Peter’s eyes narrowed before they rolled as he realized how she might have taken the comment. “If I was going to come on to you, be very assured I would offer a certain amount of wining and dining.” He looked at her drink. “Or perhaps a little beer and fear.” He shrugged, “You can never tell the needs of a lady.”
Gyada almost snorted the drink out of her nose, and she started coughing as she choked a bit. Too bad she’d taken that sip. Peter chuckled but handed her the rag Pearl had tossed him. Gyada wheezed a few more times into the towel.
“Wow,” she rasped, “You know how to really choke a woman up.”
“It’s a gift,” he shrugged, his mischievous eyes sparkling, “or a curse.
Gyada set the towel down on the bench next to her. “Ok, since we aren’t talking wine and dine or beer and fear in the service of Venus…” When she looked up she could tell she had lost Peter with her comment about Venus.
“Give someone a green gown?” she asked. Peter shook his head. “Horizontal refreshment?”
Peter smiled broadly and pointed at her. “Horizontal mambo, got it!” His smile disappeared as he asked, “Service of Venus?”
“Back in the thirteen hundreds people talked about Venus as the Goddess of Love.”
“And green gown?” he asked. “I could have figured out Venus, given enough time. However, I got nothing for green gown.”
Gyada nodded her understanding. “That is one activity that can’t be accomplished in outer space.

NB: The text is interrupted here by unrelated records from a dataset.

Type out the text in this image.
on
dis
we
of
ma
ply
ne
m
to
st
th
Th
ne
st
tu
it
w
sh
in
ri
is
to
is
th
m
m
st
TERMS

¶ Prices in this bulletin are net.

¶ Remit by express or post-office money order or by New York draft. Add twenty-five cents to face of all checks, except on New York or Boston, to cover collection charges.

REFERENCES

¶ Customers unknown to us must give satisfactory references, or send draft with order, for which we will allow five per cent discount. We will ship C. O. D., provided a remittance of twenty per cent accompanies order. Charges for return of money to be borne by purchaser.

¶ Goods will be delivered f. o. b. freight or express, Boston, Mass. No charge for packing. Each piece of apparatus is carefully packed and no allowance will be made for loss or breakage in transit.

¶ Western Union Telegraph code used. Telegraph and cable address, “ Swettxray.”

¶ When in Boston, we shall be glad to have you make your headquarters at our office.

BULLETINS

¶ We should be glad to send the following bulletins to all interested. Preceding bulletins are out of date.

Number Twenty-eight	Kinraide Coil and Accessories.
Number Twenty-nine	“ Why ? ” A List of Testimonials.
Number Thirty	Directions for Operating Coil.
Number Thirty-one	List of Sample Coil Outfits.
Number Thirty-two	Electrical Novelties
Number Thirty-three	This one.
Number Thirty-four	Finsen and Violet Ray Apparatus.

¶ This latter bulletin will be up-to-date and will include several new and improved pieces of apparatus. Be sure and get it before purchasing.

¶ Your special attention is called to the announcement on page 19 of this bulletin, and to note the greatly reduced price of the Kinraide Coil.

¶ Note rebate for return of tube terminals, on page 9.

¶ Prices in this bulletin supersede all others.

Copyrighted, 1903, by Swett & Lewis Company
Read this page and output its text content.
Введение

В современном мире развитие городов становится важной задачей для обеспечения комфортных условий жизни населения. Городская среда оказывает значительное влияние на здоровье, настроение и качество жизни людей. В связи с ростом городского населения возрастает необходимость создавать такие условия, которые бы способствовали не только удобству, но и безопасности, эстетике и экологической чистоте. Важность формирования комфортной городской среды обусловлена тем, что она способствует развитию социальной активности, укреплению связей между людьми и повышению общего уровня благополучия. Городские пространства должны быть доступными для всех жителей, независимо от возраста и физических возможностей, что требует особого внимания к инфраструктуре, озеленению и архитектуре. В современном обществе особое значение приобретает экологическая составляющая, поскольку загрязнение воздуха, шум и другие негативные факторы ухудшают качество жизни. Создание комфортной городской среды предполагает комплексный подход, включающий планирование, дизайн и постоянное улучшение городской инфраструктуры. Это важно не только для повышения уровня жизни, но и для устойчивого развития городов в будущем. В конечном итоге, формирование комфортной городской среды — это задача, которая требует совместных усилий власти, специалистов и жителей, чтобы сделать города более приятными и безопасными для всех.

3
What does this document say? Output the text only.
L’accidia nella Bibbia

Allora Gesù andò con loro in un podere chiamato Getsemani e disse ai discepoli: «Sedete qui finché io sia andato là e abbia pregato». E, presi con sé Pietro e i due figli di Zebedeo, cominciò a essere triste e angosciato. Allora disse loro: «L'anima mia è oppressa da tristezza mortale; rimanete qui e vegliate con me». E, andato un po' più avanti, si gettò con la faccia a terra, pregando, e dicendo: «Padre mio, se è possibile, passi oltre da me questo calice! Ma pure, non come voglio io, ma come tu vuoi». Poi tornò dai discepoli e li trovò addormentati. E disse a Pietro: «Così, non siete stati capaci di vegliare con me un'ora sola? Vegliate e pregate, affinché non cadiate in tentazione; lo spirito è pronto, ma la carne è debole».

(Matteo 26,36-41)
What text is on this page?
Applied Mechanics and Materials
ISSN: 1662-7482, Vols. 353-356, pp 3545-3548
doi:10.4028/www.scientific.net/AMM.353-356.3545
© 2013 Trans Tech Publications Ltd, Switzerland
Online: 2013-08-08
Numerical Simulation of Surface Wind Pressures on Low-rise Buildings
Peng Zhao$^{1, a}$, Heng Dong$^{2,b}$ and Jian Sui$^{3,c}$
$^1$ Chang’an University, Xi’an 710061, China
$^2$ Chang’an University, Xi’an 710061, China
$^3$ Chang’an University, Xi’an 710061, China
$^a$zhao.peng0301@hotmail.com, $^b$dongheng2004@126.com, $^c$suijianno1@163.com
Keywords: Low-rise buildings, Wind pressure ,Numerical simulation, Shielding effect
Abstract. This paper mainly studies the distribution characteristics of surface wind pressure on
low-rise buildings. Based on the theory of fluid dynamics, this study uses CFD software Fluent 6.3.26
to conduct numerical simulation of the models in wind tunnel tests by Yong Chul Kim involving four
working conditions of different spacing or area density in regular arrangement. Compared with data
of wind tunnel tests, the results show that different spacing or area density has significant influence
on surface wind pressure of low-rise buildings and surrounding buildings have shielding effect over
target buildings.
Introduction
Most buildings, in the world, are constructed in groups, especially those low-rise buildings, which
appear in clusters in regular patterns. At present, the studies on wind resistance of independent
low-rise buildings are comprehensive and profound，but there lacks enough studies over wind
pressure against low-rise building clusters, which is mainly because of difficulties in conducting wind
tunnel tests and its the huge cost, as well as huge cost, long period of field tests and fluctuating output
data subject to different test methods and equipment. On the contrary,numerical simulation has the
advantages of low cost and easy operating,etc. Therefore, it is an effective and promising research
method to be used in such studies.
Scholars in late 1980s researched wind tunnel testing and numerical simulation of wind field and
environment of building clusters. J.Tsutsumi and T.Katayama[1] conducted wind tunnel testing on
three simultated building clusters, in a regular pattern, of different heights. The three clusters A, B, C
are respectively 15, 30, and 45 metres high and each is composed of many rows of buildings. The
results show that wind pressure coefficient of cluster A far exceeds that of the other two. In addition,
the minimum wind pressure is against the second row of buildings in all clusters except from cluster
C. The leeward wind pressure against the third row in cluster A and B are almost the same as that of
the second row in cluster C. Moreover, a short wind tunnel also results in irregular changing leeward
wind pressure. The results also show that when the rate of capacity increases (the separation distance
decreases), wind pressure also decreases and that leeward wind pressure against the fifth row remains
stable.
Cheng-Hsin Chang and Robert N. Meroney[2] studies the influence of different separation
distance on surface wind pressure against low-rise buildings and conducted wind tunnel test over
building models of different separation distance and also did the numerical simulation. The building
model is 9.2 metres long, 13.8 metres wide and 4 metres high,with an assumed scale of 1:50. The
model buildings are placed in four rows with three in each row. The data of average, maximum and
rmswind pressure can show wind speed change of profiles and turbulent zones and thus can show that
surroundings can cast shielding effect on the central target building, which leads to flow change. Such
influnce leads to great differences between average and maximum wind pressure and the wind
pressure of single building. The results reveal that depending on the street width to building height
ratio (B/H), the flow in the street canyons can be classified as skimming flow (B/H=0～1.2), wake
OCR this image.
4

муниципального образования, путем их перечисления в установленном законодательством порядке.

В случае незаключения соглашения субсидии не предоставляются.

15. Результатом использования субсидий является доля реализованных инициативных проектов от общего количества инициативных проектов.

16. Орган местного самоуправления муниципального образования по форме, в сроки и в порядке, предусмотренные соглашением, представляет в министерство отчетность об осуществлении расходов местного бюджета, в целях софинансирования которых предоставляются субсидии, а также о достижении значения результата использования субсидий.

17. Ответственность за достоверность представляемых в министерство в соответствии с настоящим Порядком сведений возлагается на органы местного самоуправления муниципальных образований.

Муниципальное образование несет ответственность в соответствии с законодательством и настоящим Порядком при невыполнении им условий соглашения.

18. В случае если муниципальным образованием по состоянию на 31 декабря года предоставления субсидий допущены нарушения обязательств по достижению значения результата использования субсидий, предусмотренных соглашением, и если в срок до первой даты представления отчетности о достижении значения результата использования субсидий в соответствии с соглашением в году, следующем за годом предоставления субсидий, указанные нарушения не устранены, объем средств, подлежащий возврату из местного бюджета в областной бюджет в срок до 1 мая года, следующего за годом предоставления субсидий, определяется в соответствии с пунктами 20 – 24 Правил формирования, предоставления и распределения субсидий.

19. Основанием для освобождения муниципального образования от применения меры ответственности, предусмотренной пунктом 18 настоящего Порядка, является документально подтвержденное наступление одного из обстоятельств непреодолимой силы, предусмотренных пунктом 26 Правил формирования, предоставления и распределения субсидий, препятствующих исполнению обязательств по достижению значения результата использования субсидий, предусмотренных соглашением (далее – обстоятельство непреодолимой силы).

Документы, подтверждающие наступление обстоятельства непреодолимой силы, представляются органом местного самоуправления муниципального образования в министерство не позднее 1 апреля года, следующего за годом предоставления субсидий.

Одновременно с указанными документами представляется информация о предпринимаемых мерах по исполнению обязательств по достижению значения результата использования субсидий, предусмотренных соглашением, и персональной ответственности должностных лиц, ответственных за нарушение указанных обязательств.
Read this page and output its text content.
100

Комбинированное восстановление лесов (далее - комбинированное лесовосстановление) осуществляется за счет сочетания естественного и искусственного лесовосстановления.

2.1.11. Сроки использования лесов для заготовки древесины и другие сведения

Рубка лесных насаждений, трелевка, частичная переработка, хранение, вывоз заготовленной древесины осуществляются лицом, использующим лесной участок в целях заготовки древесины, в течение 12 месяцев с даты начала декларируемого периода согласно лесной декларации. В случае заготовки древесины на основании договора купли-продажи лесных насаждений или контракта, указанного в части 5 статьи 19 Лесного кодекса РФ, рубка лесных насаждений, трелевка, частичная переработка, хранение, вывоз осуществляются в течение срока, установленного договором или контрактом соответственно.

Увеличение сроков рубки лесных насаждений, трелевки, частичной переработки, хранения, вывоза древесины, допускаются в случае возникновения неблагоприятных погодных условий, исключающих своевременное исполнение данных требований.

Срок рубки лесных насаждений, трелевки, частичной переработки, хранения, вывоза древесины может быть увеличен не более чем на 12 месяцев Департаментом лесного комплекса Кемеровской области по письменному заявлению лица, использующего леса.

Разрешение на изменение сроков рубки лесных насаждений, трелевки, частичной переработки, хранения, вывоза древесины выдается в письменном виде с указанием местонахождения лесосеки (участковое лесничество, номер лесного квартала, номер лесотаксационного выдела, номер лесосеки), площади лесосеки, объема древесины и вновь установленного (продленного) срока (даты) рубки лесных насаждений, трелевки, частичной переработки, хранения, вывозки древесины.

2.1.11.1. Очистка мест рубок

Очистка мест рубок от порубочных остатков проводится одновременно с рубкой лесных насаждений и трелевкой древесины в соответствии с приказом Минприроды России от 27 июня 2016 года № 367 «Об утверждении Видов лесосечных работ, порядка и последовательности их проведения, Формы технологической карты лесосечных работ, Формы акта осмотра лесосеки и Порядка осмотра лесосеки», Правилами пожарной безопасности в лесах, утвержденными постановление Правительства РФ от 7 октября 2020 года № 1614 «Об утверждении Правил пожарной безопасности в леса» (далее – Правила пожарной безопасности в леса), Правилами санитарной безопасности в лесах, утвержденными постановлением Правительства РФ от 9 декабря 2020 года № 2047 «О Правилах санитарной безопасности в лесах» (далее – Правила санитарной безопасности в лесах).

When you laid with a woman on a green patch of ground—grass or clover or something— you got green stains on her cloth
ing.”
“Which were dresses back then, got it.” He nodded. “And I apologize. I wasn’t proposing a romp with Willy the One-eyed Wonder Worm.”
Gyada snickered.
Peter smirked. “It really is a gift.”
Pearl set a beer on the table, “Bullshit. I’ve seen the company you keep. Hell, I remember a challenge about all the ways you could say sex without using fuck. You were in the top three spots.”
Gyada looked at Pearl. “Who won?”
“Well, about that,” Peter answered, “it was Bethany Anne.”
“The Empress?” she asked, looking at the two of them.
“Oh, yeah.” Pearl nodded. She turned to Peter, “Move over, Scrumptious, and give a very slightly older lady some room to park it.”
“Don’t let her tease you!” a male voice called from one of the front booths.
Pearl leaned into the aisle to yell back. “J.D., if you don’t keep your yap shut, I won’t be cooking for you when we get home.”
There was a squeak beside Pearl, then Peter asked, “That was your husband?”
Pearl looked at Peter. “Yes, of course. We are married. Don’t you fret, I’m harmless.”
There was more cackling and hands-slapping-on-wood noises coming from the front of the bar.
Pearl leaned back into the aisle. “Keep it up and I’ll put cilantro in the food.” She waited a second to confirm the lack of commotion from up front.
Pearl turned back to Gyada and Peter, then inclined toward them over the table and eyed them both as she whispered, “Can’t get cilantro any more, but he doesn’t know that.”
“Uh,” Peter told her, “if you really, really need it, I can get you a pinch.”
“Oh?” She leaned back and looked Peter up and down. “How?”
“I have…sources,” Peter admitted. “It’s a special project, but if you wanted a very small amount, just enough to spice something,” Peter nodded up the aisle, “I’m pretty sure I could make it happen.”